There're obvious Secret Spy Shenanigans happening around her, but as she's something of a female Bertie Wooster, only the reader notices them. Mysterious birds flying around the house? A furiously winking and gagged servant being carried out on a stretcher? And where has her uncle, the world's greatest singer, disappeared to and why is his wig found on the green when that was the title of the OTHER book.

I'm left in something of a confounded state by Mitford's writing, because I like it to the extent that it makes me want to hang out with her at a party. I'm planning on reading all her books, not because they're my absolute favorite, but because she provides a very unique view. You didn't often have women, especially upper class women, writing novels around World War II and giving a glimpse into her class's sentiments about that time. 

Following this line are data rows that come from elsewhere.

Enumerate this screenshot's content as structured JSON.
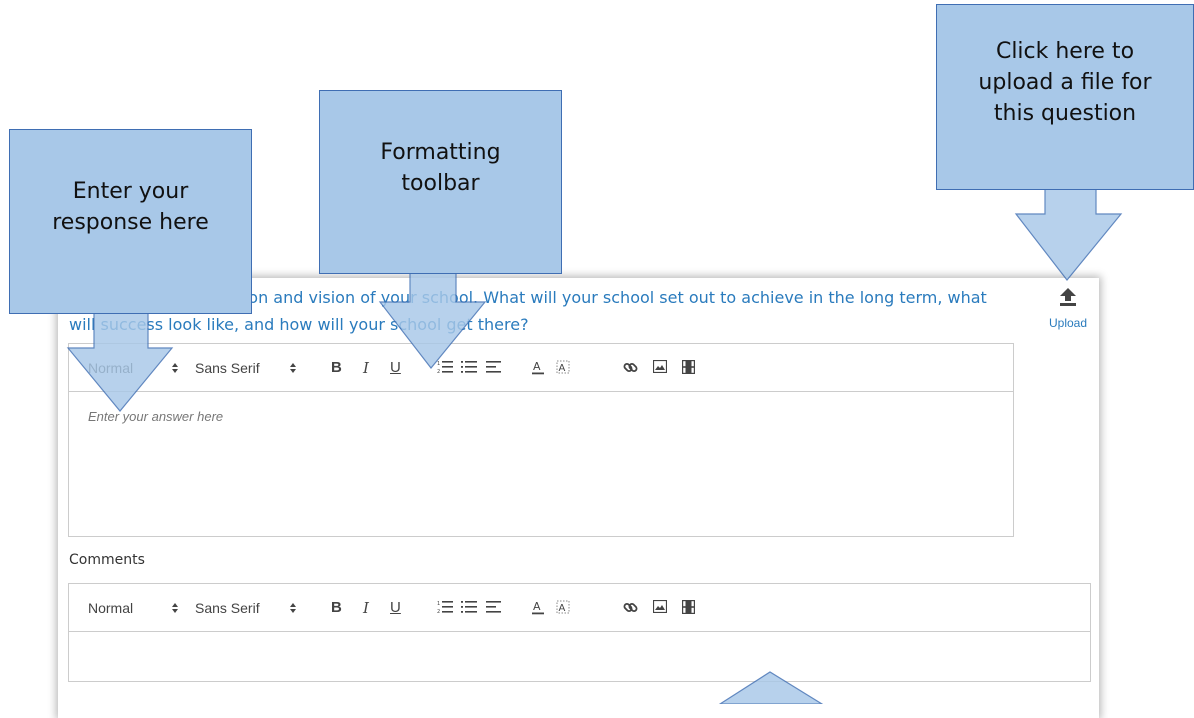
{
  "question": {
    "text": "Q11. Explain the mission and vision of your school. What will your school set out to achieve in the long term, what will success look like, and how will your school get there?"
  },
  "upload": {
    "label": "Upload",
    "icon": "upload-icon"
  },
  "answer_editor": {
    "toolbar": {
      "header_picker": "Normal",
      "font_picker": "Sans Serif",
      "bold": "B",
      "italic": "I",
      "underline": "U"
    },
    "placeholder": "Enter your answer here"
  },
  "comments": {
    "label": "Comments",
    "toolbar": {
      "header_picker": "Normal",
      "font_picker": "Sans Serif",
      "bold": "B",
      "italic": "I",
      "underline": "U"
    }
  },
  "callouts": {
    "response": "Enter your response here",
    "toolbar": "Formatting toolbar",
    "upload": "Click here to upload a file for this question"
  },
  "colors": {
    "link_blue": "#2a7bbd",
    "callout_fill": "#a8c8e8",
    "callout_border": "#3f6eb3"
  }
}
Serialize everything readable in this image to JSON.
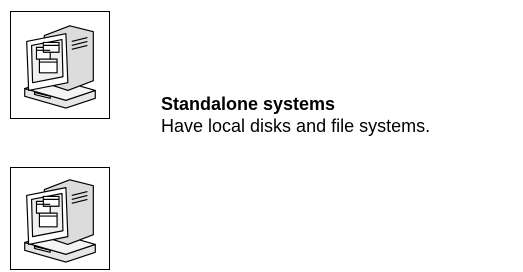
{
  "item": {
    "title": "Standalone systems",
    "description": "Have local disks and file systems.",
    "icon": "computer-workstation-icon"
  }
}
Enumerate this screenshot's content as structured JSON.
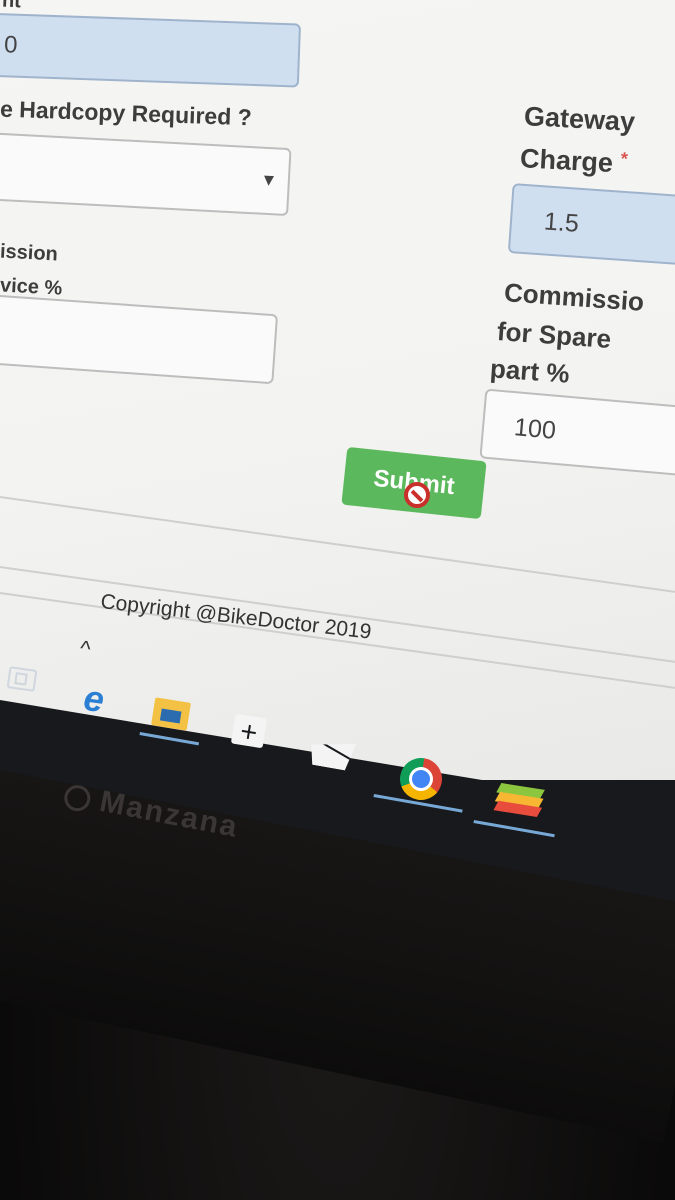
{
  "form": {
    "top_label_fragment": "nt",
    "top_input_value": "0",
    "hardcopy_label": "e Hardcopy Required ?",
    "hardcopy_select_value": "",
    "commission_service_label_line1": "ission",
    "commission_service_label_line2": "vice %",
    "commission_service_value": "",
    "gateway_label_line1": "Gateway",
    "gateway_label_line2": "Charge",
    "required_marker": "*",
    "gateway_value": "1.5",
    "commission_spare_label_line1": "Commissio",
    "commission_spare_label_line2": "for Spare",
    "commission_spare_label_line3": "part %",
    "commission_spare_value": "100",
    "submit_label": "Submit",
    "select_arrow": "▾"
  },
  "footer": {
    "copyright": "Copyright @BikeDoctor 2019"
  },
  "taskbar": {
    "chevron": "^",
    "edge_glyph": "e",
    "icons": [
      "task-view-icon",
      "edge-icon",
      "file-explorer-icon",
      "store-icon",
      "mail-icon",
      "chrome-icon",
      "bluestacks-icon"
    ]
  },
  "monitor": {
    "brand": "Manzana"
  },
  "colors": {
    "submit_green": "#5cb85c",
    "input_blue": "#cfdff0",
    "required_red": "#d9534f",
    "taskbar_bg": "#17191c",
    "active_underline": "#78a9d6"
  }
}
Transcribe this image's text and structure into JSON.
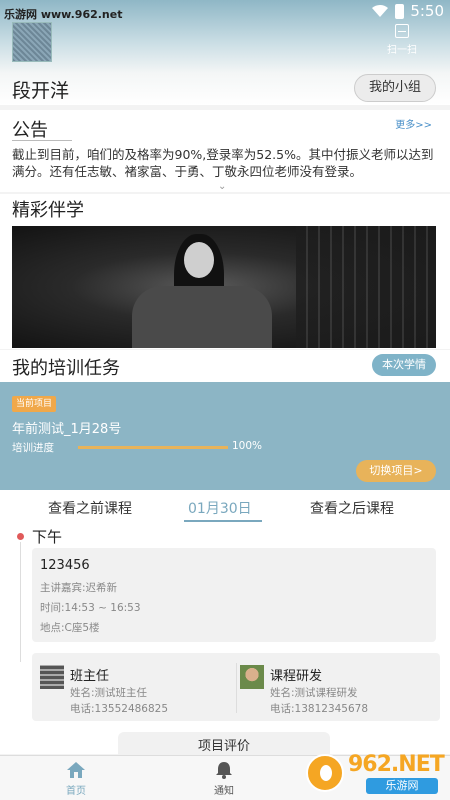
{
  "status_bar": {
    "watermark": "乐游网 www.962.net",
    "time": "5:50"
  },
  "header": {
    "scan_label": "扫一扫",
    "username": "段开洋",
    "group_button": "我的小组"
  },
  "announcement": {
    "title": "公告",
    "more": "更多>>",
    "text": "截止到目前，咱们的及格率为90%,登录率为52.5%。其中付振义老师以达到满分。还有任志敏、褚家富、于勇、丁敬永四位老师没有登录。"
  },
  "featured": {
    "title": "精彩伴学"
  },
  "training": {
    "title": "我的培训任务",
    "this_term_button": "本次学情",
    "current_tag": "当前项目",
    "project_name": "年前测试_1月28号",
    "progress_label": "培训进度",
    "progress_value": "100%",
    "progress_fraction": 1.0,
    "switch_button": "切换项目>"
  },
  "date_tabs": {
    "prev": "查看之前课程",
    "current": "01月30日",
    "next": "查看之后课程"
  },
  "schedule": {
    "period": "下午",
    "course": {
      "title": "123456",
      "speaker": "主讲嘉宾:迟希新",
      "time": "时间:14:53 ~ 16:53",
      "location": "地点:C座5楼"
    }
  },
  "contacts": [
    {
      "role": "班主任",
      "name": "姓名:测试班主任",
      "phone": "电话:13552486825"
    },
    {
      "role": "课程研发",
      "name": "姓名:测试课程研发",
      "phone": "电话:13812345678"
    }
  ],
  "evaluate_button": "项目评价",
  "bottom_nav": {
    "home": "首页",
    "notice": "通知"
  },
  "logo": {
    "text": "962.NET",
    "sub": "乐游网"
  },
  "colors": {
    "accent": "#7aa8be",
    "card": "#8cb5c5",
    "orange": "#e8b35a",
    "dot": "#e05a5a"
  }
}
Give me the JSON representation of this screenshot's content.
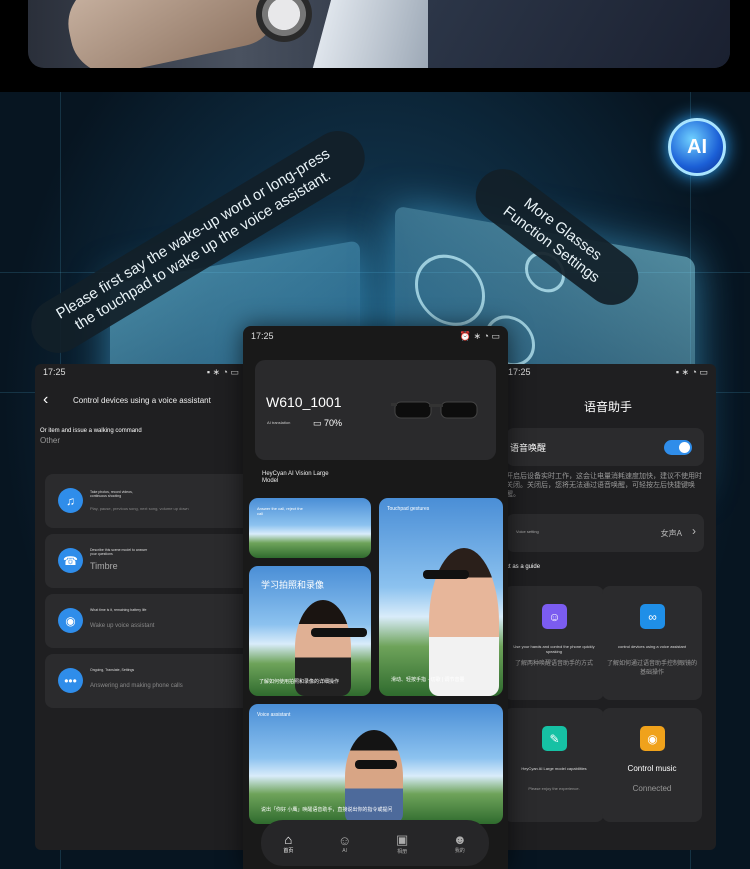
{
  "banners": {
    "left": "Please first say the wake-up word or long-press the touchpad to wake up the voice assistant.",
    "right": "More Glasses Function Settings",
    "ai_badge": "AI"
  },
  "left_phone": {
    "time": "17:25",
    "title": "Control devices using a voice assistant",
    "subtitle": "Or item and issue a walking command",
    "other": "Other",
    "items": [
      {
        "small": "Take photos, record videos, continuous shooting",
        "label": "Play, pause, previous song, next song, volume up down",
        "icon": "music-note-icon"
      },
      {
        "small": "Describe this scene model to answer your questions",
        "label": "Timbre",
        "icon": "phone-icon"
      },
      {
        "small": "What time is it, remaining battery life",
        "label": "Wake up voice assistant",
        "icon": "camera-icon"
      },
      {
        "small": "Ongoing, Translate, Settings",
        "label": "Answering and making phone calls",
        "icon": "more-icon"
      }
    ]
  },
  "mid_phone": {
    "time": "17:25",
    "device_name": "W610_1001",
    "ai_small": "AI translation",
    "battery": "70%",
    "section_label": "HeyCyan AI Vision Large Model",
    "tiles": {
      "call_label": "Answer the call, reject the call",
      "touchpad_label": "Touchpad gestures",
      "learn_cn": "学习拍照和录像",
      "learn_foot": "了解如何使用拍照和录像的详细操作",
      "touch_foot": "滑动、轻按手指 · 切歌 | 调节音量",
      "voice_label": "Voice assistant",
      "voice_foot": "说出「你好 小鹰」唤醒语音助手，直接说出你的指令或提问"
    },
    "tabs": [
      {
        "label": "首页",
        "icon": "home-icon"
      },
      {
        "label": "AI",
        "icon": "robot-icon"
      },
      {
        "label": "相册",
        "icon": "album-icon"
      },
      {
        "label": "我的",
        "icon": "profile-icon"
      }
    ]
  },
  "right_phone": {
    "time": "17:25",
    "title": "语音助手",
    "wake_label": "语音唤醒",
    "desc": "开启后设备实时工作，这会让电量消耗速度加快，建议不使用时关闭。关闭后，您将无法通过语音唤醒，可轻按左后快捷键唤醒。",
    "voice_small": "Voice setting",
    "voice_value": "女声A",
    "guide_label": "Act as a guide",
    "cards": [
      {
        "small": "Use your hands and control the phone quickly speaking",
        "desc": "了解两种唤醒语音助手的方式",
        "icon": "robot-face-icon",
        "color": "#7b5cf0"
      },
      {
        "small": "control devices using a voice assistant",
        "desc": "了解如何通过语音助手控制眼镜的基础操作",
        "icon": "glasses-icon",
        "color": "#1f8fe8"
      },
      {
        "small": "HeyCyan AI Large model capabilities",
        "desc": "Please enjoy the experience.",
        "icon": "note-icon",
        "color": "#16c1a4"
      },
      {
        "small": "Control music",
        "desc": "Connected",
        "icon": "eye-icon",
        "color": "#f0a21b"
      }
    ]
  }
}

The sentiments, again, seem to be that no one seemed very worried until late 1940.
"Of course I don't want to say I told you so, darling, but there's never been a pin to put between the Communists and the Nazis. The Communists torture you to death if you're not a worker, and the Nazis torture you to death if you're not a German. If you are they look at your nose first. Aristocrats are inclined to prefer Nazis while Jews prefer Bolshies."

Mitford's books are popular enough that they're always checked out of the library, and they keep being reprinted. But I'd be hard-pressed to find any of my friends having read them. It seems you need to be into Wodehouse-type literature, England in the 1930s & '40s, and find the quietly funny English novel of that period a rip-roaring good time to be a Mitford fan. I'm finding myself in an uncomfortable middle ground on all those points, but it's enough to have bought Love in a Cold Climate the last time I was drunk at a bookstore (i.e. last week).  Let's see if you improve when you're not airily dismissing Nazis, Mitford.